Encarou a sentença. Sabia que aquelas palavras o magoariam, mas eram necessárias. Varreu com os dedos os pedaços de borracha que ficaram sobre a folha e voltou a escrever.

"Não é difícil ligar pra sua filha. Sei que quando vocês se separaram você não ligava para mim. Eu não lembro, mas eu ouvi minha mãe falando uma vez pra tia Mari que eu chorava de saudade e ela tinha que te telefonar pedido pra ligar pra mim.

Não sei se você se arrepende disso, de não ter sido mais presente mesmo que à distância, mas eu ainda sinto.

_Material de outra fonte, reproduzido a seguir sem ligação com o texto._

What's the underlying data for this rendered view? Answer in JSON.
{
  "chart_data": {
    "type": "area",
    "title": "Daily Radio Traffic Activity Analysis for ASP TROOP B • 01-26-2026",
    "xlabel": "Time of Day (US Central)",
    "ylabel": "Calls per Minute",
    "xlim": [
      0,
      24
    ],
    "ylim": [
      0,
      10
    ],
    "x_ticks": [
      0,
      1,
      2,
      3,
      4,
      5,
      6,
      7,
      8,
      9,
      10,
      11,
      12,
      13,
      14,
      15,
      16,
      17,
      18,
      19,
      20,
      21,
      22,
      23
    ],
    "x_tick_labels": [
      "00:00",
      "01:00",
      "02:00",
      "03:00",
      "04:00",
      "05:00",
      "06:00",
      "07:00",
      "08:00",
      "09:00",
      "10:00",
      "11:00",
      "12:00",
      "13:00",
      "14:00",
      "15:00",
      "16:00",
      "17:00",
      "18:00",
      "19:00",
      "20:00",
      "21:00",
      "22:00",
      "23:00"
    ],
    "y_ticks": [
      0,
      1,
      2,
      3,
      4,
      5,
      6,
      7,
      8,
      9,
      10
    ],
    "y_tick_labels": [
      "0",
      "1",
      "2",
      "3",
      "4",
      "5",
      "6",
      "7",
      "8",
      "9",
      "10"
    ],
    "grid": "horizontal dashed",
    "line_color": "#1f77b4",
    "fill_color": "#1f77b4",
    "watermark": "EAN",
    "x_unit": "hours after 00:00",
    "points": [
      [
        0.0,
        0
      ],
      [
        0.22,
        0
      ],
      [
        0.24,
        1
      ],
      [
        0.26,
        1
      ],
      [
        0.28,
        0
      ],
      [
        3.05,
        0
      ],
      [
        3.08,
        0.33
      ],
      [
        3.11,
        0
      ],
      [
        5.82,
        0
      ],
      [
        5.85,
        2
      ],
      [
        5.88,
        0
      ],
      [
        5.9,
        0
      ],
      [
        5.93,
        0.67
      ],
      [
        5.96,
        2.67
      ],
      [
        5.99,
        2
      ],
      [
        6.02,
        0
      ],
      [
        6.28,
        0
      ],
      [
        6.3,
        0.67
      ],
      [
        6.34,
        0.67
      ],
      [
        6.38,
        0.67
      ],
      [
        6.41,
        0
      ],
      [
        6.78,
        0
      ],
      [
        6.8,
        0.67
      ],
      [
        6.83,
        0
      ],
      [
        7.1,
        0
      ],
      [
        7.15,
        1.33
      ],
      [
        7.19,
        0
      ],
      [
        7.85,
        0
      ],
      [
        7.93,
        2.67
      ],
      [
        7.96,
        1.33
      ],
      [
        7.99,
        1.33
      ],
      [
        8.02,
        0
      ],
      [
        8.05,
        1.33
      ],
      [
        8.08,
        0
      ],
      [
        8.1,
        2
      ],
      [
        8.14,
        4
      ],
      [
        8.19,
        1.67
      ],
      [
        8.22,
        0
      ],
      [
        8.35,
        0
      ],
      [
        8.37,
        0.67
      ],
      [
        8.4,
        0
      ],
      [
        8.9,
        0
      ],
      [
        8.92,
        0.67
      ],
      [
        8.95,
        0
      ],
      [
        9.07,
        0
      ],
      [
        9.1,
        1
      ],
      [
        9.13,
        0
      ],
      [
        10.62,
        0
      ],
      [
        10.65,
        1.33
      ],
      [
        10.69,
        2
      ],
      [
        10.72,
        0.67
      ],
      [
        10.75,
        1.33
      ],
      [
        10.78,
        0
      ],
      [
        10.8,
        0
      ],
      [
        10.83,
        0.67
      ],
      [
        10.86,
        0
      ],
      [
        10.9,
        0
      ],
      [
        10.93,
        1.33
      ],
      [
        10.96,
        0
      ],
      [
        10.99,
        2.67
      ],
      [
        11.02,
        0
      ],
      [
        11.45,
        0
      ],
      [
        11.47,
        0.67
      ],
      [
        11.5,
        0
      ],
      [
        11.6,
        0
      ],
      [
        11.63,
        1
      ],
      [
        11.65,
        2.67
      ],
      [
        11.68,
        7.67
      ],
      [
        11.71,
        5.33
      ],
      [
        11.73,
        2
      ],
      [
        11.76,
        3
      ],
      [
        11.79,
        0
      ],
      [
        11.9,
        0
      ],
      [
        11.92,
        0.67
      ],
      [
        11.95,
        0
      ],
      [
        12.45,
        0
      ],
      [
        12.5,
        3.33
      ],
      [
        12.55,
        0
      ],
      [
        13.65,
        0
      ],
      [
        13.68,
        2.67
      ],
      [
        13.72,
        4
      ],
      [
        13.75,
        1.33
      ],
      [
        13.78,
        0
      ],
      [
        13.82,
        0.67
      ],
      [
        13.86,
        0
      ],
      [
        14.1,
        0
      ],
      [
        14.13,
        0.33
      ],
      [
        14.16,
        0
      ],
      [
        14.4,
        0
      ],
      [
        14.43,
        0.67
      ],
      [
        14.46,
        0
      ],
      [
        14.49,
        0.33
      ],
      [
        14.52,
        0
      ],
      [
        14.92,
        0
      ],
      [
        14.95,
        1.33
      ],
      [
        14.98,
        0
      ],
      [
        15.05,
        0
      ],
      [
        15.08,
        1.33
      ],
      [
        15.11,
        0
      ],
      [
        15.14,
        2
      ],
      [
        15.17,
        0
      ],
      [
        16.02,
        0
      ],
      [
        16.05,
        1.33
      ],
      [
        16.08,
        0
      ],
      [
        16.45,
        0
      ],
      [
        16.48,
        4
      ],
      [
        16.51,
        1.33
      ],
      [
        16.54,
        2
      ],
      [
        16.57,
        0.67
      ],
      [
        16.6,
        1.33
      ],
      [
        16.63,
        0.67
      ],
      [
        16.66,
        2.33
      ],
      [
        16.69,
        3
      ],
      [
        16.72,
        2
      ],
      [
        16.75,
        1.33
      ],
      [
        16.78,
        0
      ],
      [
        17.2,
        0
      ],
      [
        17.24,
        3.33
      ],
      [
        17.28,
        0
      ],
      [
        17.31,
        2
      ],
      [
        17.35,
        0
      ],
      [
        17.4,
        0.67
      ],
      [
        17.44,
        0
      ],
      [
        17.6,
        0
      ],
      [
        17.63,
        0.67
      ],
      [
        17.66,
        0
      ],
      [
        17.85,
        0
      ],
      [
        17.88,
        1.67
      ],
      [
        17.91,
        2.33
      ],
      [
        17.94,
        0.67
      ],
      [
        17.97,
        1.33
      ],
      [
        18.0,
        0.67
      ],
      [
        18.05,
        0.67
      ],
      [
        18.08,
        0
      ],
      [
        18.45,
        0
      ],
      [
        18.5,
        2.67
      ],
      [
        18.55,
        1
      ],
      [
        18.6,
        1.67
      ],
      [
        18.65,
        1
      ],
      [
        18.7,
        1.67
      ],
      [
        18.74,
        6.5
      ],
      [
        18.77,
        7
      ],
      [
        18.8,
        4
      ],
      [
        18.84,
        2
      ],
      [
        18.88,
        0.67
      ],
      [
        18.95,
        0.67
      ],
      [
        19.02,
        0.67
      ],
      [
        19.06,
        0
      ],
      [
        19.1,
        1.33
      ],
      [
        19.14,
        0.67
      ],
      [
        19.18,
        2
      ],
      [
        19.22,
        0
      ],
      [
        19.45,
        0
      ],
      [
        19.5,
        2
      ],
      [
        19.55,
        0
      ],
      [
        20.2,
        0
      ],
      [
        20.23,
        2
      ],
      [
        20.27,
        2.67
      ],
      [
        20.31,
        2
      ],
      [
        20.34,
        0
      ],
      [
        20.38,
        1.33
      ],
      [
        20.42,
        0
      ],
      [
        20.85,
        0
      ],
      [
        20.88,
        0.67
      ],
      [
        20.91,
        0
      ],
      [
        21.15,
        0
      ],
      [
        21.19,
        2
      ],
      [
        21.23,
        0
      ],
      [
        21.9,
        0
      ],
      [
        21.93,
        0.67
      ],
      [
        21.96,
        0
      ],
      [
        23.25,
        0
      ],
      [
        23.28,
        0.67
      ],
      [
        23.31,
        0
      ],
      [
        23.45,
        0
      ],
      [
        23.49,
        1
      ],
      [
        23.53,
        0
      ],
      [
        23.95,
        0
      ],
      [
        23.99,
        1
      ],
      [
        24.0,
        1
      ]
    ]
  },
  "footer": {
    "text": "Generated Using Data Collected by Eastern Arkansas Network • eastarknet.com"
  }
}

Minha melhor memória de nós dois é daquela tarde em que passamos no sofá comendo pipoca doce e assistindo a todos os filmes medievais que encontramos. Caras com armaduras em cavalos magníficos correndo em direção a uma batalha é a imagem que tenho na cabeça daqueles filmes. Um pouco triste essa ser minha melhor memória. Detesto filmes medievais.

Às vezes eu penso que talvez você simplesmente não gostasse tanto assim de mim, não o suficiente para estar em seus pensamentos. Imagino que, se e quando eu tiver um filho, eu pensarei nele ou nela toda noite, antes de dormir, pensando se está bem, como foi o dia, inclusive as partes que não me contou. Mas eu sei que você não fazia isso, pois, se fizesse, lembraria de me ligar com uma frequência maior que uma vez a cada aniversário.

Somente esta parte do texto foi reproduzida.